Он уехал, а я, записав свои впечатления, отправился в санчасть.

Увидев меня, больной опять забормотал о чертях, об убитой кем-то Ядзе, вспомнил Лодзь и понес такую чепуху, что трудно было даже проследить за скачками его безумной горячечной речи.

— Пани докторша… — два раза повторил он, но сейчас же перескочил на терзавших больной мозг чертей и уже не возвращался больше к «докторше», несмотря на мои неоднократные попытки завести о ней речь.

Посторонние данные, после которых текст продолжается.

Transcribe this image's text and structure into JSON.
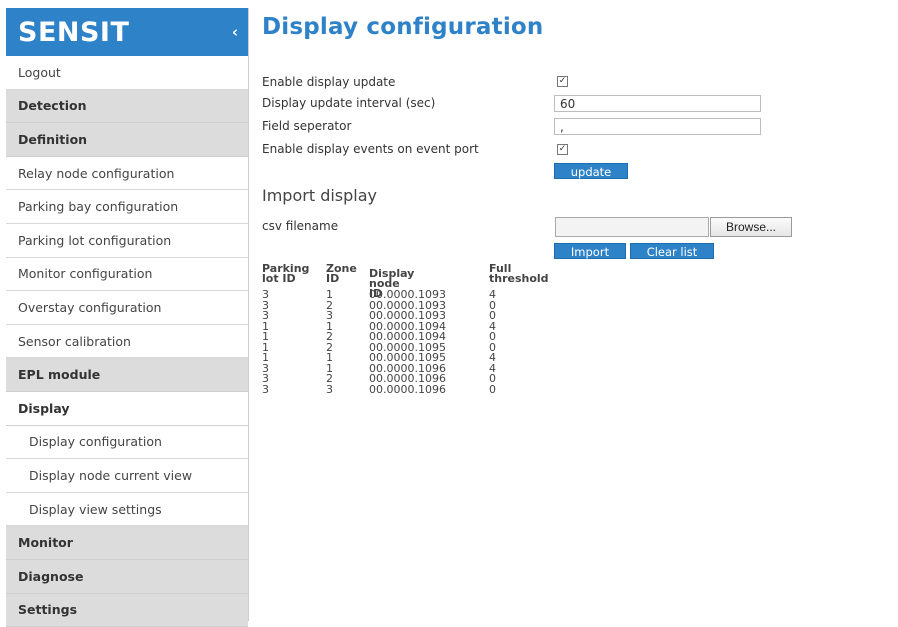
{
  "sidebar": {
    "brand": "SENSIT",
    "collapse_icon": "‹",
    "items": [
      {
        "label": "Logout",
        "type": "link"
      },
      {
        "label": "Detection",
        "type": "section"
      },
      {
        "label": "Definition",
        "type": "section"
      },
      {
        "label": "Relay node configuration",
        "type": "link"
      },
      {
        "label": "Parking bay configuration",
        "type": "link"
      },
      {
        "label": "Parking lot configuration",
        "type": "link"
      },
      {
        "label": "Monitor configuration",
        "type": "link"
      },
      {
        "label": "Overstay configuration",
        "type": "link"
      },
      {
        "label": "Sensor calibration",
        "type": "link"
      },
      {
        "label": "EPL module",
        "type": "section"
      },
      {
        "label": "Display",
        "type": "section-active"
      },
      {
        "label": "Display configuration",
        "type": "sub"
      },
      {
        "label": "Display node current view",
        "type": "sub"
      },
      {
        "label": "Display view settings",
        "type": "sub"
      },
      {
        "label": "Monitor",
        "type": "section"
      },
      {
        "label": "Diagnose",
        "type": "section"
      },
      {
        "label": "Settings",
        "type": "section"
      }
    ]
  },
  "main": {
    "title": "Display configuration",
    "form": {
      "enable_display_update_label": "Enable display update",
      "enable_display_update_checked": true,
      "update_interval_label": "Display update interval (sec)",
      "update_interval_value": "60",
      "field_separator_label": "Field seperator",
      "field_separator_value": ",",
      "enable_events_label": "Enable display events on event port",
      "enable_events_checked": true,
      "update_button": "update"
    },
    "import": {
      "title": "Import display",
      "csv_label": "csv filename",
      "browse_button": "Browse...",
      "import_button": "Import",
      "clear_button": "Clear list"
    },
    "table": {
      "headers": {
        "parking_lot_id": "Parking lot ID",
        "zone_id": "Zone ID",
        "display_node_id": "Display node ID",
        "full_threshold": "Full threshold"
      },
      "rows": [
        {
          "lot": "3",
          "zone": "1",
          "node": "00.0000.1093",
          "threshold": "4"
        },
        {
          "lot": "3",
          "zone": "2",
          "node": "00.0000.1093",
          "threshold": "0"
        },
        {
          "lot": "3",
          "zone": "3",
          "node": "00.0000.1093",
          "threshold": "0"
        },
        {
          "lot": "1",
          "zone": "1",
          "node": "00.0000.1094",
          "threshold": "4"
        },
        {
          "lot": "1",
          "zone": "2",
          "node": "00.0000.1094",
          "threshold": "0"
        },
        {
          "lot": "1",
          "zone": "2",
          "node": "00.0000.1095",
          "threshold": "0"
        },
        {
          "lot": "1",
          "zone": "1",
          "node": "00.0000.1095",
          "threshold": "4"
        },
        {
          "lot": "3",
          "zone": "1",
          "node": "00.0000.1096",
          "threshold": "4"
        },
        {
          "lot": "3",
          "zone": "2",
          "node": "00.0000.1096",
          "threshold": "0"
        },
        {
          "lot": "3",
          "zone": "3",
          "node": "00.0000.1096",
          "threshold": "0"
        }
      ]
    }
  },
  "colors": {
    "brand_blue": "#2e82c8",
    "section_gray": "#dcdcdc"
  }
}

Его раздели. Он безучастно подчинился осмотру, продолжая шептать. «Голенькие… а кругом снег и кровь… и Ядзя, и Стах, и Борейша»… — с трудом разобрал я.

— Безнадежен. Типичная форма неизлечимой шизофрении, — сказал Ромашов. — Причины? — переспросил он и пожал плечами. — Гестапо, ужасы, война!

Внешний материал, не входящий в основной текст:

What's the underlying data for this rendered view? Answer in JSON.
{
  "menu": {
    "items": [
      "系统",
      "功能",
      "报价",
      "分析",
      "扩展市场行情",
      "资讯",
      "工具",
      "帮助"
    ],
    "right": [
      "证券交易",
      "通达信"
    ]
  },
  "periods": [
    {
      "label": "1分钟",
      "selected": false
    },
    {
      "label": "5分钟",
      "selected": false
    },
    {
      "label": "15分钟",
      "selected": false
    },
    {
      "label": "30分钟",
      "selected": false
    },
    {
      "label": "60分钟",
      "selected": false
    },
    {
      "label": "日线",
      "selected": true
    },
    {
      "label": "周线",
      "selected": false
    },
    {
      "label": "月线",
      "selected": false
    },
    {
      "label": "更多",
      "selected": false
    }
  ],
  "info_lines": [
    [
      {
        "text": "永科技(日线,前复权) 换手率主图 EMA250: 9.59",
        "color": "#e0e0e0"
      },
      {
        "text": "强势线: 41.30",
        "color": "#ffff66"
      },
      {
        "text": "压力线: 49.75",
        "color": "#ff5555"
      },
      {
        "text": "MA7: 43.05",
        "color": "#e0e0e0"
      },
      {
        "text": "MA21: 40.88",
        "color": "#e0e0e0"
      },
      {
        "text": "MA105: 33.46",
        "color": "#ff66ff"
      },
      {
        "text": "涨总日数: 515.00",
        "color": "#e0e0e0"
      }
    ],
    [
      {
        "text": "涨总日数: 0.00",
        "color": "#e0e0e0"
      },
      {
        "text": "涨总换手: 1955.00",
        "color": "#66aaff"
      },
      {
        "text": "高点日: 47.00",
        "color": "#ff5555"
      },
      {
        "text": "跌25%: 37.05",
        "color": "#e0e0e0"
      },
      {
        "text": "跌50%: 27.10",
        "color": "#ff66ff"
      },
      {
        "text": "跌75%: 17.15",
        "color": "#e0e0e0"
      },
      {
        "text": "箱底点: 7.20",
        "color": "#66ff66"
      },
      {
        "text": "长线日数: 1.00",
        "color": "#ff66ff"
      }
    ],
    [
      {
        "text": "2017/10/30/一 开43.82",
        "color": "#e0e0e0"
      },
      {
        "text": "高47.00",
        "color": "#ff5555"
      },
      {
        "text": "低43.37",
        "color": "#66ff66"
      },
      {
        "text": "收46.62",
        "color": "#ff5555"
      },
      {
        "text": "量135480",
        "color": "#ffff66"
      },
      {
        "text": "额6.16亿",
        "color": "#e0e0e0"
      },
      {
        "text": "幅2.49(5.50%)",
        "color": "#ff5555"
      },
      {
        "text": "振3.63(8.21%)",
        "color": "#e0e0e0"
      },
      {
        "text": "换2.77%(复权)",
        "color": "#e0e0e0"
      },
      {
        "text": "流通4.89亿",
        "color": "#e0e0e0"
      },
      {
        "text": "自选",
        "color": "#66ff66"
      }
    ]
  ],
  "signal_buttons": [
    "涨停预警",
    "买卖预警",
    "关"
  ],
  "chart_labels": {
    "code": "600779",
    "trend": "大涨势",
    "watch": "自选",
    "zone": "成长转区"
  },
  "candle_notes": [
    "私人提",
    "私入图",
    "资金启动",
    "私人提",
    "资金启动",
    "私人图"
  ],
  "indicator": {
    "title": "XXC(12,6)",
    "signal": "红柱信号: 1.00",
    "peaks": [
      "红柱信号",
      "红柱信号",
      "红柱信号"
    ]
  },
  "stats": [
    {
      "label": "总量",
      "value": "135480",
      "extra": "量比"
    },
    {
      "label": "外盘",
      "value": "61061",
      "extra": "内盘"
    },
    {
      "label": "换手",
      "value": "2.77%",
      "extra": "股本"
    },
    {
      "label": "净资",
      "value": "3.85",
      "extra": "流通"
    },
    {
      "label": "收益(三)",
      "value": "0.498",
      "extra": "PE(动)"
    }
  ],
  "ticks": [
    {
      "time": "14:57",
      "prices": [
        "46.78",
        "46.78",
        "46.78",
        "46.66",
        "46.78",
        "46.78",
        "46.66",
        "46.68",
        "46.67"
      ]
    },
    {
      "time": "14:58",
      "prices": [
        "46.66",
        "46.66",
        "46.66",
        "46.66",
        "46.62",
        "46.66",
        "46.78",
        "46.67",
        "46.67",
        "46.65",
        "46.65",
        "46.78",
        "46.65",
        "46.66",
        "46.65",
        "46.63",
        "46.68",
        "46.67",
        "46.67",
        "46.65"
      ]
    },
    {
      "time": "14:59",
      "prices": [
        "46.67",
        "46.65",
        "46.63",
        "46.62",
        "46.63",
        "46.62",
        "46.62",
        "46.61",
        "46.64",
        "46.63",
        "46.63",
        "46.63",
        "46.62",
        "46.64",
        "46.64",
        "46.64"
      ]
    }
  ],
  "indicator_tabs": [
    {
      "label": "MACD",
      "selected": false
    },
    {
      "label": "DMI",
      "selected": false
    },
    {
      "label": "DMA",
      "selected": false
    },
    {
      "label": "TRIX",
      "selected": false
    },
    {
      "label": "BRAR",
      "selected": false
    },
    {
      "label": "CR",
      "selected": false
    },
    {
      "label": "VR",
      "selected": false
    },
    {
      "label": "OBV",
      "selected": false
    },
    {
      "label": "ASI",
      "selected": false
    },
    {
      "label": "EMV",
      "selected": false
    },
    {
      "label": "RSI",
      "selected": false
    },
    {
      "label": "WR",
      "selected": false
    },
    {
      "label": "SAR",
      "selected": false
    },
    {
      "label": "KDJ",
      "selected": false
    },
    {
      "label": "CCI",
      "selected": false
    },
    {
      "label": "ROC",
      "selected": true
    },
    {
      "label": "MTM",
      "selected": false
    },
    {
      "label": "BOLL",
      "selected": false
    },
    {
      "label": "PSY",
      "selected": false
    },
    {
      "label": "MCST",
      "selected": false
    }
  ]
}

На белье в клейме было напечатано:

Б. Садки, фл. 2., пл. 4.

— Что это может означать? — спросил я Ромашова.

— Очень просто. Здесь, в пятнадцати километрах от города, есть местечко Большие Садки, там больница для умалишенных и, по-видимому, больной оттуда, — и он расшифровал клейма печати: — Большие Садки. Флигель два, палата четыре.

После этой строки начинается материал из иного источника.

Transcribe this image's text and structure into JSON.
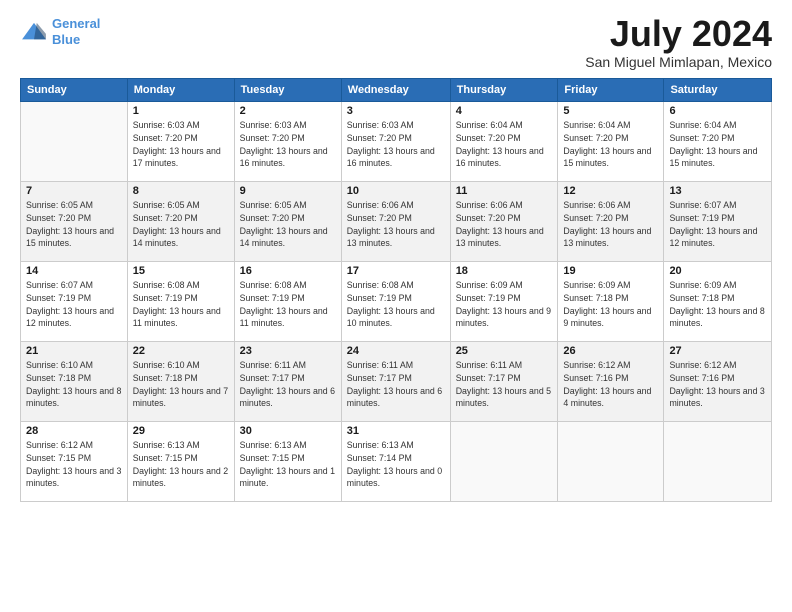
{
  "header": {
    "logo_line1": "General",
    "logo_line2": "Blue",
    "month": "July 2024",
    "location": "San Miguel Mimlapan, Mexico"
  },
  "days_of_week": [
    "Sunday",
    "Monday",
    "Tuesday",
    "Wednesday",
    "Thursday",
    "Friday",
    "Saturday"
  ],
  "weeks": [
    [
      {
        "day": "",
        "sunrise": "",
        "sunset": "",
        "daylight": ""
      },
      {
        "day": "1",
        "sunrise": "6:03 AM",
        "sunset": "7:20 PM",
        "daylight": "13 hours and 17 minutes."
      },
      {
        "day": "2",
        "sunrise": "6:03 AM",
        "sunset": "7:20 PM",
        "daylight": "13 hours and 16 minutes."
      },
      {
        "day": "3",
        "sunrise": "6:03 AM",
        "sunset": "7:20 PM",
        "daylight": "13 hours and 16 minutes."
      },
      {
        "day": "4",
        "sunrise": "6:04 AM",
        "sunset": "7:20 PM",
        "daylight": "13 hours and 16 minutes."
      },
      {
        "day": "5",
        "sunrise": "6:04 AM",
        "sunset": "7:20 PM",
        "daylight": "13 hours and 15 minutes."
      },
      {
        "day": "6",
        "sunrise": "6:04 AM",
        "sunset": "7:20 PM",
        "daylight": "13 hours and 15 minutes."
      }
    ],
    [
      {
        "day": "7",
        "sunrise": "6:05 AM",
        "sunset": "7:20 PM",
        "daylight": "13 hours and 15 minutes."
      },
      {
        "day": "8",
        "sunrise": "6:05 AM",
        "sunset": "7:20 PM",
        "daylight": "13 hours and 14 minutes."
      },
      {
        "day": "9",
        "sunrise": "6:05 AM",
        "sunset": "7:20 PM",
        "daylight": "13 hours and 14 minutes."
      },
      {
        "day": "10",
        "sunrise": "6:06 AM",
        "sunset": "7:20 PM",
        "daylight": "13 hours and 13 minutes."
      },
      {
        "day": "11",
        "sunrise": "6:06 AM",
        "sunset": "7:20 PM",
        "daylight": "13 hours and 13 minutes."
      },
      {
        "day": "12",
        "sunrise": "6:06 AM",
        "sunset": "7:20 PM",
        "daylight": "13 hours and 13 minutes."
      },
      {
        "day": "13",
        "sunrise": "6:07 AM",
        "sunset": "7:19 PM",
        "daylight": "13 hours and 12 minutes."
      }
    ],
    [
      {
        "day": "14",
        "sunrise": "6:07 AM",
        "sunset": "7:19 PM",
        "daylight": "13 hours and 12 minutes."
      },
      {
        "day": "15",
        "sunrise": "6:08 AM",
        "sunset": "7:19 PM",
        "daylight": "13 hours and 11 minutes."
      },
      {
        "day": "16",
        "sunrise": "6:08 AM",
        "sunset": "7:19 PM",
        "daylight": "13 hours and 11 minutes."
      },
      {
        "day": "17",
        "sunrise": "6:08 AM",
        "sunset": "7:19 PM",
        "daylight": "13 hours and 10 minutes."
      },
      {
        "day": "18",
        "sunrise": "6:09 AM",
        "sunset": "7:19 PM",
        "daylight": "13 hours and 9 minutes."
      },
      {
        "day": "19",
        "sunrise": "6:09 AM",
        "sunset": "7:18 PM",
        "daylight": "13 hours and 9 minutes."
      },
      {
        "day": "20",
        "sunrise": "6:09 AM",
        "sunset": "7:18 PM",
        "daylight": "13 hours and 8 minutes."
      }
    ],
    [
      {
        "day": "21",
        "sunrise": "6:10 AM",
        "sunset": "7:18 PM",
        "daylight": "13 hours and 8 minutes."
      },
      {
        "day": "22",
        "sunrise": "6:10 AM",
        "sunset": "7:18 PM",
        "daylight": "13 hours and 7 minutes."
      },
      {
        "day": "23",
        "sunrise": "6:11 AM",
        "sunset": "7:17 PM",
        "daylight": "13 hours and 6 minutes."
      },
      {
        "day": "24",
        "sunrise": "6:11 AM",
        "sunset": "7:17 PM",
        "daylight": "13 hours and 6 minutes."
      },
      {
        "day": "25",
        "sunrise": "6:11 AM",
        "sunset": "7:17 PM",
        "daylight": "13 hours and 5 minutes."
      },
      {
        "day": "26",
        "sunrise": "6:12 AM",
        "sunset": "7:16 PM",
        "daylight": "13 hours and 4 minutes."
      },
      {
        "day": "27",
        "sunrise": "6:12 AM",
        "sunset": "7:16 PM",
        "daylight": "13 hours and 3 minutes."
      }
    ],
    [
      {
        "day": "28",
        "sunrise": "6:12 AM",
        "sunset": "7:15 PM",
        "daylight": "13 hours and 3 minutes."
      },
      {
        "day": "29",
        "sunrise": "6:13 AM",
        "sunset": "7:15 PM",
        "daylight": "13 hours and 2 minutes."
      },
      {
        "day": "30",
        "sunrise": "6:13 AM",
        "sunset": "7:15 PM",
        "daylight": "13 hours and 1 minute."
      },
      {
        "day": "31",
        "sunrise": "6:13 AM",
        "sunset": "7:14 PM",
        "daylight": "13 hours and 0 minutes."
      },
      {
        "day": "",
        "sunrise": "",
        "sunset": "",
        "daylight": ""
      },
      {
        "day": "",
        "sunrise": "",
        "sunset": "",
        "daylight": ""
      },
      {
        "day": "",
        "sunrise": "",
        "sunset": "",
        "daylight": ""
      }
    ]
  ]
}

Я приказал Ромашову, взяв с собою больного, проехать в больницу и выяснить там личность неизвестного.

К ночи вернулся Аркатов.

Врача Янковиц у них никогда не было, но один из медицинских работников польской дивизии вспомнил, что с такой или очень похожей фамилией работала женщина в войсках генерала Андерса, которые после сформирования ушли в Иран.

— Точно я не помню, не то Яновиц, Яннивец, или Янковец, но что-то очень похожее на это, — сказал он.

На вопрос о внешности этой женщины он ответил также неточно:

— Она была связана со штабом самого Андерса. Обслуживала высшие, так сказать, сферы командования, и мы, рядовые работники, мало встречались с нею. Во всяком случае, точно одно, что она очень красивая женщина и знающий терапевт.

Когда Аркатов описал говорившему черты и внешний вид убитой женщины, рассказчик задумался и потом сказал:

— Похоже на нее, однако, по-моему, госпожа Янковиц была блондинкой, — потом, напрягая память, он воскликнул: — Очень хорошо помню ее маленькую, точно нарисованную родинку на щеке и холеные, красивые руки. Вот все, что осталось в памяти, — как бы извиняясь, закончил он.

— Что же? И этого не мало, — сказал я, — хотя у погибшей нет родинки, она шатенка, и руки ее похожи на руки женщины, знакомой с трудом.

— Шатенка могла перекраситься в блондинку, или наоборот, родинку или мушку может поставить любая кокетливая женщина, а руки… руки могли погрубеть позже, когда настали лишения и физическая работа, — постукивая пальцем по портсигару, сказал генерал. — Гораздо интересней — это появление в нашем деле имени Андерса…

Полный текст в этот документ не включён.